In January, Netflix reported domestic subscriber growth that was much stronger than what Wall Street was expecting, which ended up sending the stock price soaring. It was a pleasant surprise — and maybe a relief — given that a lot of the focus and attention was given to its international expansion after it decided to open up to a wide array of new countries. International growth, too, beat expectations, with the company adding 5 million new subscribers.
Getting that growth up is going to be even more important given the amount of money Netflix has to invest to get those subscribers to stick around and gather new ones. In addition to the costs of producing original content, Netflix also said it would spend $1 billion in marketing this year.
“As part of this, we are investing more in programmatic advertising with the aim of improving our ability to do individualized marketing at scale and to deliver the right ad to the right person at the right time,” the company said in the earnings release.
In the past year, Netflix has seen a steady climb up as it looks like its expansion plans aren’t running into its major issues, though it has a lot of big markets that it has to get into.

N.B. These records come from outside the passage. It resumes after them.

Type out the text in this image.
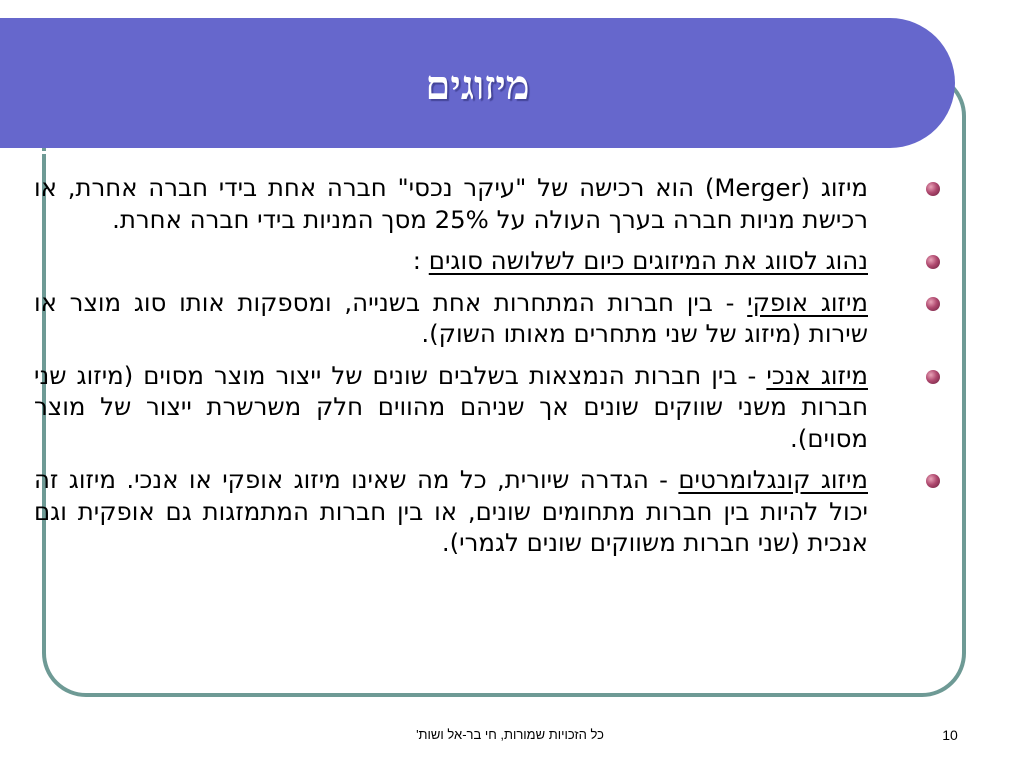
מיזוגים
מיזוג (Merger) הוא רכישה של "עיקר נכסי" חברה אחת בידי חברה אחרת, או רכישת מניות חברה בערך העולה על 25% מסך המניות בידי חברה אחרת.
נהוג לסווג את המיזוגים כיום לשלושה סוגים :
מיזוג אופקי - בין חברות המתחרות אחת בשנייה, ומספקות אותו סוג מוצר או שירות (מיזוג של שני מתחרים מאותו השוק).
מיזוג אנכי - בין חברות הנמצאות בשלבים שונים של ייצור מוצר מסוים (מיזוג שני חברות משני שווקים שונים אך שניהם מהווים חלק משרשרת ייצור של מוצר מסוים).
מיזוג קונגלומרטים - הגדרה שיורית, כל מה שאינו מיזוג אופקי או אנכי. מיזוג זה יכול להיות בין חברות מתחומים שונים, או בין חברות המתמזגות גם אופקית וגם אנכית (שני חברות משווקים שונים לגמרי).
כל הזכויות שמורות, חי בר-אל ושות'	10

It also has to invest heavily in original content for those new markets, given that it can’t just rely fully on its existing library and the content that does well in its domestic markets. Last quarter, Hastings pointed to a new show called The 3% that was launched in Brazil and was highly successful.
Netflix’s report today kicks off the first quarter of the tech earnings season. Following a string of successful IPOs through the first quarter, we’ll see how industry observers will be reacting to what the rest of the tech world is delivering.